Rencontre Entre Rousseau Et Mme De Warens

rencontre entre rousseau et mme de warens La première partie de l’histoire dans la correspondance entre Mme de Wilans, Mme de Rochambeau et l’auteur de la lettre est de l’épouse au mari dans lequel elle envisageait de faire un voyage européen avec son mari. Son mari n’était pas disposé à l’accompagner car il a dit que ce ne serait qu’une perte de temps et d’argent et qu’il préférerait travailler. L’épouse lui a alors répondu en lui demandant s’il accepterait de l’accompagner en Europe et s’il ne laisserait pas sa femme le faire car elle n’avait pas besoin de dépenser tout l’argent qu’elle pourrait dépenser. Cette lettre contient des informations importantes sur la première rencontre entre Mme de Wilans et Mme de Rochambeau, et le rôle qu’elle a joué dans la vie de ces deux personnes.
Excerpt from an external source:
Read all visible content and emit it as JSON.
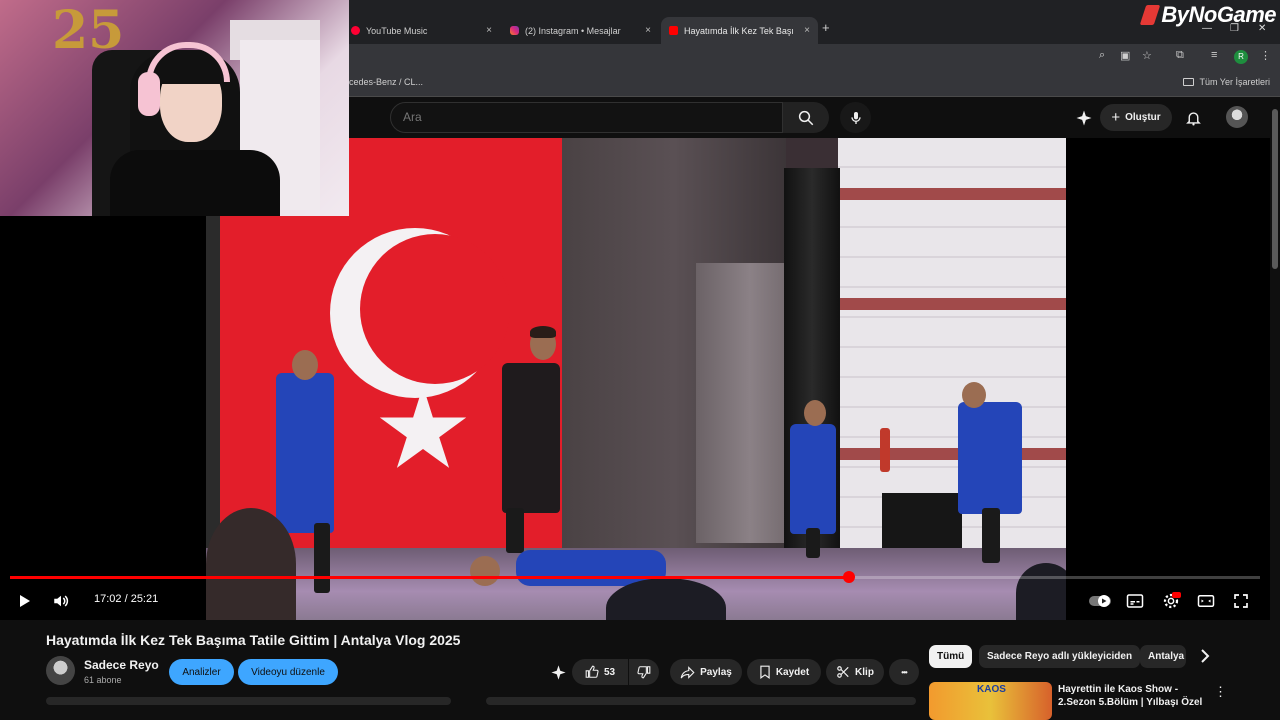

La lettre a été écrite par Mme de Wilans, l’épouse du roi Louis XVI, à l’homme appelé Louis-Marie de Rochambeau-de-Grenelle-sur-Laurent et envoyée en 1693. Mme de Wilans a écrit une courte lettre et a dit à son mari comment excitée, elle était sur le point de quitter la maison. Elle a également écrit que son mari n’était pas du tout satisfait de cette idée et lui a demandé de ne pas partir sans lui. Il voulait cependant l’accompagner car il pensait que ça allait être une bonne expérience pour eux deux. Mme de Wilans a refusé de partir en voyage sans son mari. Puis l’homme appelé Madame de Rochambeau-de-Grenelle-sur-Laurent a répondu pour dire à son mari que ce serait une expérience incroyable pour lui de voyager à travers l’Europe avec elle. Il a ensuite proposé de payer leur voyage et elle était plus qu’heureuse d’accepter son offre.

Elle écrivit plus tard une lettre à Mme de Rochambeau-de-Grenelle-sur-Laurent à propos du voyage, dans laquelle elle écrivit qu’elle avait passé un bon moment et rencontré plusieurs personnes intéressantes. Elle a également inclus une photo d’elle-même et de son mari. Elle a écrit qu’elle continuerait ses voyages avec son mari. Dans cette lettre, elle mentionnait également qu’elle ne pourrait pas rencontrer la dame dont elle parlait dans la correspondance qu’elle avait rencontrée en France. La dame en question est décrite comme une amie de la femme de la personne à qui elle a parlé de ce voyage.